History of Cell Phones
In 1947 researchers and scientists began looking into the feasibility of mobile car phones, yet the decision by the Federal Communications Commission (FCC) to limit the amount of radio frequencies available for cell phone use discouraged companies from putting research dollars towards such a project. In 1968, the FCC reevaluated its position, and the race to produce the first working cell phone system was underway in the United States. In October of 1973, Dr. Martin Cooper, a project manager at Motorola, filed the first patent for such a system. Two years later, the FCC gave permission for Bell System to begin trials. In July 1978, the first mobile telephone system, Advanced Mobile Phone System, began operation in North America.

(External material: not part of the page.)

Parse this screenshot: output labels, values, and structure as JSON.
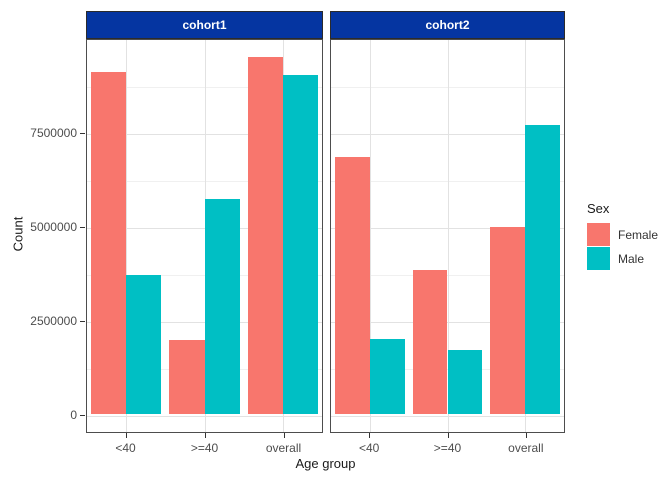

The next twenty plus years were characterized by technology races and new and inventive ways to market the mobile phone by companies all over the world. When the technology was perfected to the point where “drop-offs” were few and “dead tone areas” were virtually eliminated, these companies competed on a more cosmetic level with new colors, phone sizes, number of accessories available, and incentive buying offers. The buying public was promised the ability to instantly connect with whomever they wished, providing both parties had a cell phone and the phones were switched on. These cell phones freed Americans in a way nothing else ever had. Technology would begin to change life forever. Suddenly employees could conduct business on the way to and from work if they wished, parents could keep fairly constant tabs on their children, and people no longer had to fear being stuck on the side of the road far from a payphone. In addition, these devices provided a way for people to communicate with others even when neither party was at home.